春は新しい季節のはじまり。「春」の季節を描いたもの、「桜」など春を連想させるものなど「春」をテーマにした10代におすすめしたい本を紹介します。
小学校高学年向け
湯本香樹実『春のオルガン』
朽木祥『引き出しの中の家』
とても小さい人間にそっくりな姿をしているという”花明かり”。花明かりがいると花が見事に咲き乱れ、果実はたわわに実り、緑は濃く深くなるのだという。いつか花明かりに桜を見せてあげたいという七重の願いが、時代を超えて叶えられるのかー。花の咲く季節、きれいな庭を見つけたらそこにはきっと”花明かり”がいるかもしれませんよ。小学校高学年から中学生におすすめ。
「桜の声」~村山早紀『コンビニたそがれ堂』
さがしものが見つかる不思議なコンビニ「たそがれ堂」。街のラジオ局でアナウンサーをしている桜子さんが、たそがれ堂で見つけたのは、ガラス玉の中に本物の桜の花びらが入っているような携帯ストラップ。コンビニを出ると、ふと流れたケツメイシの「さくら」という曲に桜子さんは、田舎の桜を懐かしく思い出しました。このあと、桜子さんに不思議な出会いが訪れます。

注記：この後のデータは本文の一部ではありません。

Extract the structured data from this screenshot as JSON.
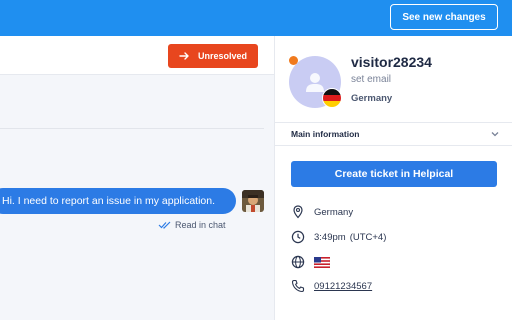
{
  "topbar": {
    "see_changes_label": "See new changes",
    "bg_color": "#1f8ff0"
  },
  "chat": {
    "status_button_label": "Unresolved",
    "status_button_color": "#e8461e",
    "message_text": "Hi. I need to report an issue in my application.",
    "read_status": "Read in chat"
  },
  "visitor": {
    "name": "visitor28234",
    "email_placeholder": "set email",
    "country": "Germany",
    "status_color": "#f07a1e"
  },
  "panel": {
    "section_title": "Main information",
    "create_ticket_label": "Create ticket in Helpical",
    "location": "Germany",
    "local_time": "3:49pm",
    "timezone": "(UTC+4)",
    "phone": "09121234567"
  },
  "icons": [
    "arrow-right-icon",
    "double-check-icon",
    "user-icon",
    "germany-flag-icon",
    "chevron-down-icon",
    "location-pin-icon",
    "clock-icon",
    "globe-icon",
    "browser-flag-icon",
    "phone-icon"
  ]
}
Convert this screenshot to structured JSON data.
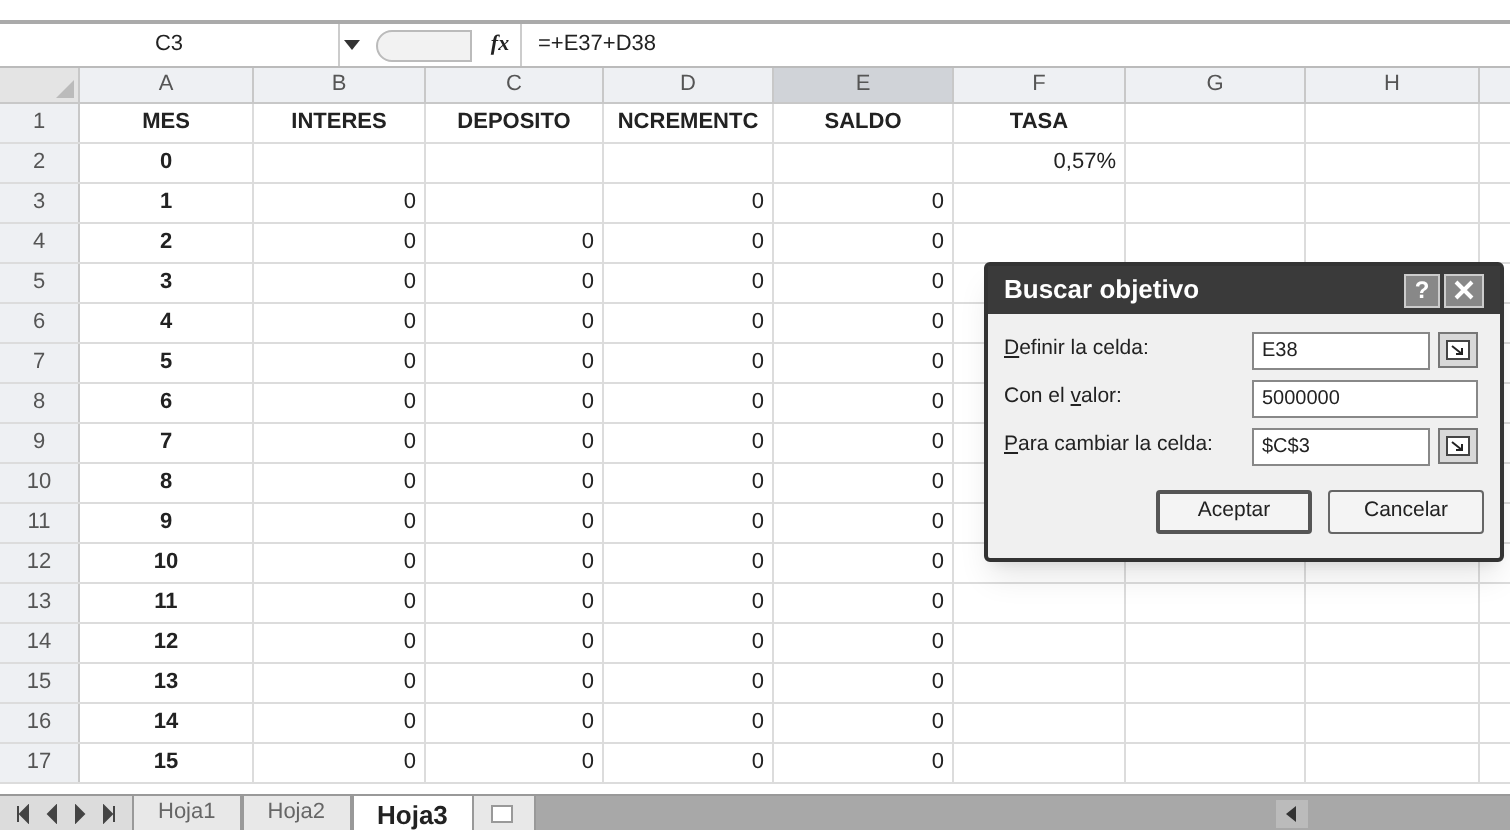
{
  "formula_bar": {
    "name_box": "C3",
    "function_label": "fx",
    "formula": "=+E37+D38"
  },
  "columns": [
    {
      "label": "A",
      "selected": false
    },
    {
      "label": "B",
      "selected": false
    },
    {
      "label": "C",
      "selected": false
    },
    {
      "label": "D",
      "selected": false
    },
    {
      "label": "E",
      "selected": true
    },
    {
      "label": "F",
      "selected": false
    },
    {
      "label": "G",
      "selected": false
    },
    {
      "label": "H",
      "selected": false
    }
  ],
  "rows": [
    {
      "number": "1",
      "cells": {
        "A": "MES",
        "B": "INTERES",
        "C": "DEPOSITO",
        "D": "NCREMENTC",
        "E": "SALDO",
        "F": "TASA"
      }
    },
    {
      "number": "2",
      "cells": {
        "A": "0",
        "F": "0,57%"
      }
    },
    {
      "number": "3",
      "cells": {
        "A": "1",
        "B": "0",
        "D": "0",
        "E": "0"
      }
    },
    {
      "number": "4",
      "cells": {
        "A": "2",
        "B": "0",
        "C": "0",
        "D": "0",
        "E": "0"
      }
    },
    {
      "number": "5",
      "cells": {
        "A": "3",
        "B": "0",
        "C": "0",
        "D": "0",
        "E": "0"
      }
    },
    {
      "number": "6",
      "cells": {
        "A": "4",
        "B": "0",
        "C": "0",
        "D": "0",
        "E": "0"
      }
    },
    {
      "number": "7",
      "cells": {
        "A": "5",
        "B": "0",
        "C": "0",
        "D": "0",
        "E": "0"
      }
    },
    {
      "number": "8",
      "cells": {
        "A": "6",
        "B": "0",
        "C": "0",
        "D": "0",
        "E": "0"
      }
    },
    {
      "number": "9",
      "cells": {
        "A": "7",
        "B": "0",
        "C": "0",
        "D": "0",
        "E": "0"
      }
    },
    {
      "number": "10",
      "cells": {
        "A": "8",
        "B": "0",
        "C": "0",
        "D": "0",
        "E": "0"
      }
    },
    {
      "number": "11",
      "cells": {
        "A": "9",
        "B": "0",
        "C": "0",
        "D": "0",
        "E": "0"
      }
    },
    {
      "number": "12",
      "cells": {
        "A": "10",
        "B": "0",
        "C": "0",
        "D": "0",
        "E": "0"
      }
    },
    {
      "number": "13",
      "cells": {
        "A": "11",
        "B": "0",
        "C": "0",
        "D": "0",
        "E": "0"
      }
    },
    {
      "number": "14",
      "cells": {
        "A": "12",
        "B": "0",
        "C": "0",
        "D": "0",
        "E": "0"
      }
    },
    {
      "number": "15",
      "cells": {
        "A": "13",
        "B": "0",
        "C": "0",
        "D": "0",
        "E": "0"
      }
    },
    {
      "number": "16",
      "cells": {
        "A": "14",
        "B": "0",
        "C": "0",
        "D": "0",
        "E": "0"
      }
    },
    {
      "number": "17",
      "cells": {
        "A": "15",
        "B": "0",
        "C": "0",
        "D": "0",
        "E": "0"
      }
    }
  ],
  "sheet_tabs": [
    {
      "label": "Hoja1",
      "selected": false
    },
    {
      "label": "Hoja2",
      "selected": false
    },
    {
      "label": "Hoja3",
      "selected": true
    }
  ],
  "dialog": {
    "title": "Buscar objetivo",
    "help": "?",
    "fields": [
      {
        "key": "D",
        "post": "efinir la celda:",
        "value": "E38",
        "ref_button": true
      },
      {
        "pre": "Con el ",
        "key": "v",
        "post": "alor:",
        "value": "5000000",
        "ref_button": false
      },
      {
        "key": "P",
        "post": "ara cambiar la celda:",
        "value": "$C$3",
        "ref_button": true
      }
    ],
    "buttons": [
      "Aceptar",
      "Cancelar"
    ]
  }
}
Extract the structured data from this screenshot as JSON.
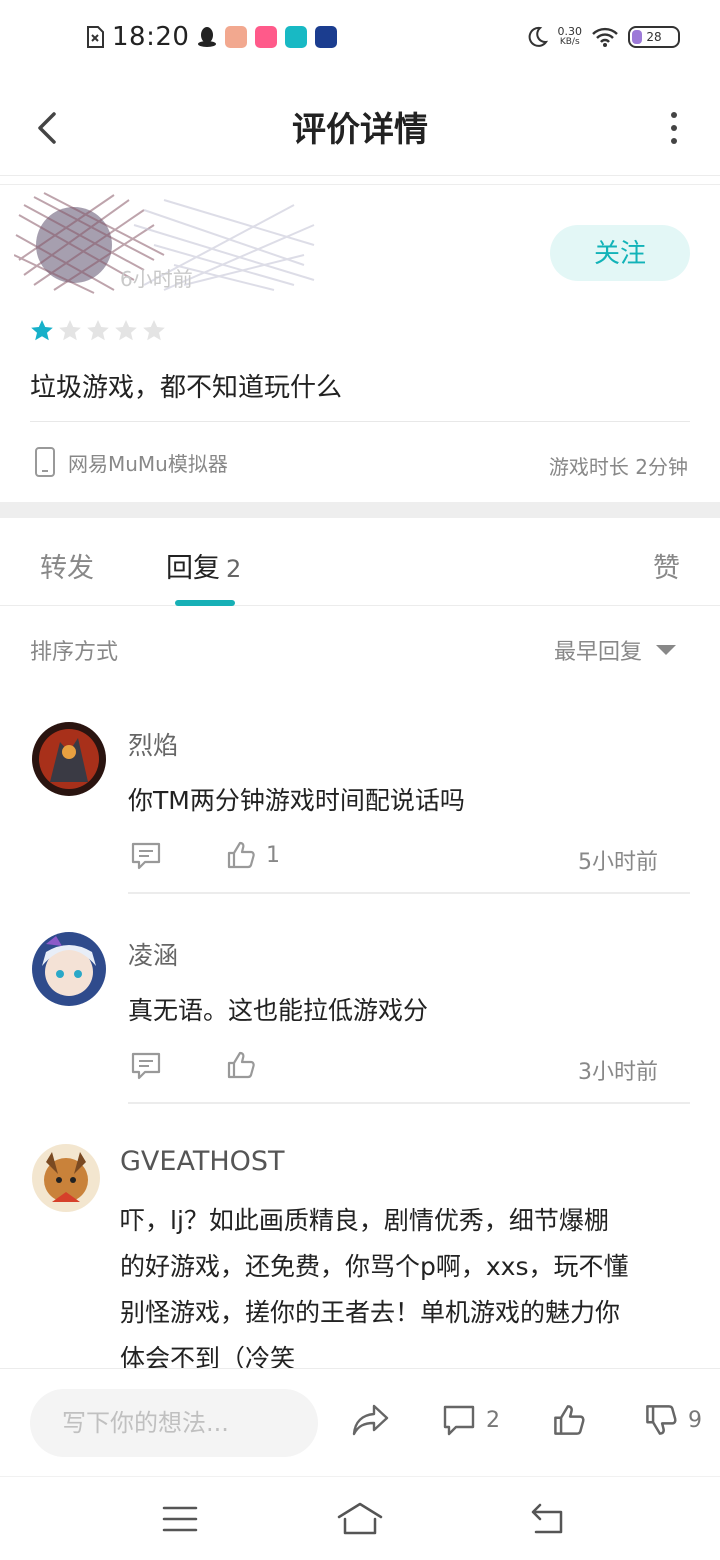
{
  "status_bar": {
    "time": "18:20",
    "net_speed_value": "0.30",
    "net_speed_unit": "KB/s",
    "battery": "28",
    "colors": {
      "battery_fill": "#9d7ad8"
    },
    "app_icons": [
      "qq-icon",
      "app-icon-avatar",
      "app-icon-pink",
      "taptap-icon",
      "app-icon-blue"
    ]
  },
  "header": {
    "title": "评价详情",
    "back_icon": "chevron-left-icon",
    "more_icon": "more-vertical-icon"
  },
  "review": {
    "time": "6小时前",
    "follow_label": "关注",
    "rating": 1,
    "rating_max": 5,
    "text": "垃圾游戏，都不知道玩什么",
    "device": "网易MuMu模拟器",
    "playtime": "游戏时长 2分钟",
    "colors": {
      "accent": "#12b3b8",
      "follow_bg": "#e3f7f6",
      "star_on": "#17b0c9",
      "star_off": "#e4e4e4"
    }
  },
  "tabs": [
    {
      "label": "转发"
    },
    {
      "label": "回复",
      "count": "2"
    },
    {
      "label": "赞"
    }
  ],
  "sort": {
    "label": "排序方式",
    "selected": "最早回复"
  },
  "replies": [
    {
      "name": "烈焰",
      "text": "你TM两分钟游戏时间配说话吗",
      "likes": "1",
      "time": "5小时前"
    },
    {
      "name": "凌涵",
      "text": "真无语。这也能拉低游戏分",
      "likes": "",
      "time": "3小时前"
    },
    {
      "name": "GVEATHOST",
      "lines": [
        "吓，lj？如此画质精良，剧情优秀，细节爆棚",
        "的好游戏，还免费，你骂个p啊，xxs，玩不懂",
        "别怪游戏，搓你的王者去！单机游戏的魅力你",
        "体会不到（冷笑"
      ]
    }
  ],
  "bottom_bar": {
    "placeholder": "写下你的想法...",
    "comment_count": "2",
    "dislike_count": "9"
  }
}
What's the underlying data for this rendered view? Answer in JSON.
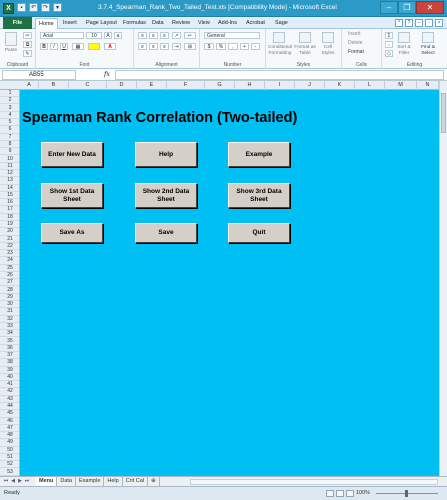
{
  "window": {
    "title": "3.7.4_Spearman_Rank_Two_Tailed_Test.xls  [Compatibility Mode]  -  Microsoft Excel",
    "app_icon": "X",
    "minimize": "–",
    "restore": "❐",
    "close": "✕"
  },
  "ribbon_tabs": [
    "File",
    "Home",
    "Insert",
    "Page Layout",
    "Formulas",
    "Data",
    "Review",
    "View",
    "Add-Ins",
    "Acrobat",
    "Sage"
  ],
  "ribbon": {
    "clipboard": {
      "label": "Clipboard",
      "paste": "Paste"
    },
    "font": {
      "label": "Font",
      "name": "Arial",
      "size": "10"
    },
    "alignment": {
      "label": "Alignment"
    },
    "number": {
      "label": "Number",
      "format": "General",
      "currency": "$",
      "percent": "%"
    },
    "styles": {
      "label": "Styles",
      "conditional": "Conditional\nFormatting",
      "format_table": "Format as\nTable",
      "cell_styles": "Cell\nStyles"
    },
    "cells": {
      "label": "Cells",
      "insert": "Insert",
      "delete": "Delete",
      "format": "Format"
    },
    "editing": {
      "label": "Editing",
      "sort": "Sort &\nFilter",
      "find": "Find &\nSelect"
    }
  },
  "formula_bar": {
    "name_box": "AB55",
    "fx": "fx",
    "value": ""
  },
  "columns": [
    "A",
    "B",
    "C",
    "D",
    "E",
    "F",
    "G",
    "H",
    "I",
    "J",
    "K",
    "L",
    "M",
    "N"
  ],
  "rows": [
    "1",
    "2",
    "3",
    "4",
    "5",
    "6",
    "7",
    "8",
    "9",
    "10",
    "11",
    "12",
    "13",
    "14",
    "15",
    "16",
    "17",
    "18",
    "19",
    "20",
    "21",
    "22",
    "23",
    "24",
    "25",
    "26",
    "27",
    "28",
    "29",
    "30",
    "31",
    "32",
    "33",
    "34",
    "35",
    "36",
    "37",
    "38",
    "39",
    "40",
    "41",
    "42",
    "43",
    "44",
    "45",
    "46",
    "47",
    "48",
    "49",
    "50",
    "51",
    "52",
    "53"
  ],
  "sheet": {
    "title": "Spearman Rank Correlation (Two-tailed)",
    "buttons": {
      "enter_new_data": "Enter New Data",
      "help": "Help",
      "example": "Example",
      "show_1st": "Show 1st Data Sheet",
      "show_2nd": "Show 2nd Data Sheet",
      "show_3rd": "Show 3rd Data Sheet",
      "save_as": "Save As",
      "save": "Save",
      "quit": "Quit"
    },
    "background_color": "#00bff3"
  },
  "sheet_tabs": [
    "Menu",
    "Data",
    "Example",
    "Help",
    "Crit Cal"
  ],
  "active_sheet_tab": "Menu",
  "status": {
    "ready": "Ready",
    "zoom": "100%"
  }
}
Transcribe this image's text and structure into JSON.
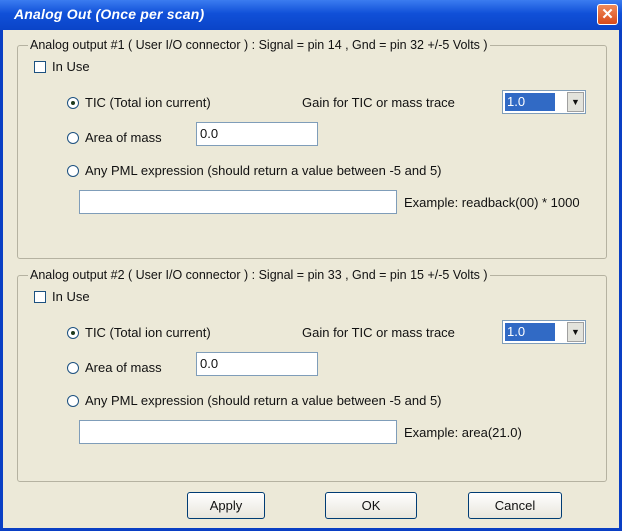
{
  "window": {
    "title": "Analog Out (Once per scan)",
    "close_glyph": "✕"
  },
  "group1": {
    "legend": "Analog output #1 ( User I/O connector ) : Signal = pin 14 , Gnd = pin 32 +/-5 Volts )",
    "in_use_label": "In Use",
    "tic_label": "TIC (Total ion current)",
    "gain_label": "Gain for TIC or mass trace",
    "gain_value": "1.0",
    "area_label": "Area of mass",
    "area_value": "0.0",
    "pml_label": "Any PML expression  (should return a value between -5 and 5)",
    "pml_value": "",
    "example_label": "Example: readback(00) * 1000"
  },
  "group2": {
    "legend": "Analog output #2 ( User I/O connector ) : Signal = pin 33 , Gnd = pin 15 +/-5 Volts )",
    "in_use_label": "In Use",
    "tic_label": "TIC (Total ion current)",
    "gain_label": "Gain for TIC or mass trace",
    "gain_value": "1.0",
    "area_label": "Area of mass",
    "area_value": "0.0",
    "pml_label": "Any PML expression  (should return a value between -5 and 5)",
    "pml_value": "",
    "example_label": "Example: area(21.0)"
  },
  "buttons": {
    "apply": "Apply",
    "ok": "OK",
    "cancel": "Cancel"
  }
}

アンソロジー『7 days wonder―紅桃寮の七日間』
「紅桃寮」の404号室は「開かずの間」。ここで起こる7日間限定のミステリーというテーマで4人の人気作家が描く短篇アンソロジー。春休み中のできごとを描いた作品が多く、春のイメージ。ミステリーが好きな小学校中学年から高学年におすすめです。
中学生からおすすめ
中学生から大人までおすすめ春の本
重松 清 『季節風 春』
卒業、旅立ち、新しい生活…春を感じさせる重松清さんの短編集『季節風 春』。ほっと心暖かくなり、じんわりと涙を誘う、重松清さんらしい作品ばかり。
角田光代『Presents』
春子は自分の名前があまり好きではなかった。春に生まれたからという理由で名付けられた自分の名前はあまりに平凡で退屈な気がした。生まれてくる子どもに名前を付ける番になり、どんな名前を付けようかと日々考えている春子のもとに、母から古い名前辞典が届くのだが…。満開の桜並木の景色が浮かぶ「名前」をはじめ、新しい生活のはじまりに読みたい短編集です。
瀬尾まいこ『春、戻る』
結婚を間近に控えたさくらの前に突然現れた「兄」と男。さくらには、「兄」などいない。お調子者の男に振り回されながらも、いつか傷ついた心を癒してくれただれかの存在に気づかされる。心あたたまる物語です。
新津きよみ『ふたたびの加奈子』
交通事故で亡くなった幼い娘・加奈子の死を受け入れることができない容子。加奈子の魂は生きているのだと主張するのだが…。読みどころは、満開の桜が浮かぶラストのシーン。花を散らし、また翌年には花を咲かせる桜の花びらの美しさに輪廻転生の不思議さが重なり、胸に迫ります。